Experts have tasked Nigerian scientists and researchers to develop drugs that would not only meet the nation’s healthcare needs but also see it participate in the global traditional medicine market.
Paul Orhili, Director General, National Agency for Food and Drugs Administration and Control (NAFDAC) has urged that given the enormous potentials traditional medicine offers, a holistic step should be taken to ensure that effective regulation is in place in order to aid the incorporation of traditional medicine into the nation’s healthcare system.
According to Orhili, only a few out of 1,375 traditional medicine products, ranging from processed and packaged powders to syrups/suspensions and ointment/creams, listed by NAFDAC in the last 15-18 years in Nigeria, have been formulated into pharmaceutical dosage forms.
He stated that though evidence of efficacy is not a perquisite of herbal listing by NAFDAC but there must be claims of indications as well as a proof of scientific research to ensure that due process was followed to limit harmful effects when they are allowed into the market.
He pointed out his concern about the proliferation of some traditional medicines, particularly the herbs, roots or other allied products that are put out to the public via the media, with ridiculous and unsubstantiated claims of cure for ailments, including serious diseases like HIV/AIDS.
He revealed that NAFDAC enlists products based on safety studies under the current regulatory regime, adding that the agency hopes to raise the status of listed products by taking the new initiative and steps in other to provide more reliable, safer and good quality herbal supplements generally accepted across the globe.

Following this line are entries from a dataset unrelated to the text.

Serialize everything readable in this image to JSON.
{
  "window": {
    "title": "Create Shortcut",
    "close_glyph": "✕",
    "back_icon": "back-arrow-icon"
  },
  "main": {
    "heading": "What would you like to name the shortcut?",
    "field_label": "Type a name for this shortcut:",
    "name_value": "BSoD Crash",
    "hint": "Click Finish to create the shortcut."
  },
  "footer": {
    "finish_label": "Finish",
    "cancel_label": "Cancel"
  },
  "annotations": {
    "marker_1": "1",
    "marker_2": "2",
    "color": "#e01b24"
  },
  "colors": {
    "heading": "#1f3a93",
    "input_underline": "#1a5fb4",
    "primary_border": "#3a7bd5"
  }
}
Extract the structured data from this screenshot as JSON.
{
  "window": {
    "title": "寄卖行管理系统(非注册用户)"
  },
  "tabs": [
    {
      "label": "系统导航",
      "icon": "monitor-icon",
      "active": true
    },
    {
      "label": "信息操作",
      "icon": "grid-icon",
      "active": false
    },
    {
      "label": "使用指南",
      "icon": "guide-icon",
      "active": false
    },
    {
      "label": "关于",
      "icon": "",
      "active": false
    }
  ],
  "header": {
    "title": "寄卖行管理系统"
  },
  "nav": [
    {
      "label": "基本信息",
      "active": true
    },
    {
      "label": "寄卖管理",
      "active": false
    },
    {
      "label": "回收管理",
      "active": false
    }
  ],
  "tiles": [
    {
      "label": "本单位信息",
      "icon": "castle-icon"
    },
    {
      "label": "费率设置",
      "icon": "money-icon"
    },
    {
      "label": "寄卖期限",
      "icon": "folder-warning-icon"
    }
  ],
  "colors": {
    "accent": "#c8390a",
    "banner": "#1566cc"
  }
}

A Managing Director, Nigerian Medicinal Plants Development Company (NMPDC), Sheriff Zainab, explained that the discovery and isolation of artemisinin from Artemisia, a plant used in the formulation of antimalarials has been in use in China for almost 2000 years.
As more than 100 countries have regulations for herbal medicines, Zainab stated that in some Asian and African countries, 80 percent of the population depends on traditional medicine for primary healthcare even as herbal medicine generates billions of dollars in revenue.
“It takes years for a new drug to get through the research and development pipeline to manufacture and the cost is enormous. Growing drug resistance, in part caused by the misuse of medications, has rendered several anti-biotic and other life-saving drugs useless. A few major triumph have stoked interest in traditional medicine as a source for highly successful and lucrative drugs”, he explained
“The best known of these is artemisinin used to treat malaria. The safety, effectiveness and quality of finished herbal medicine products depend on the quality of their source materials (which can include hundreds of natural constituents), and how elements are handled through production processes,” Zainab added.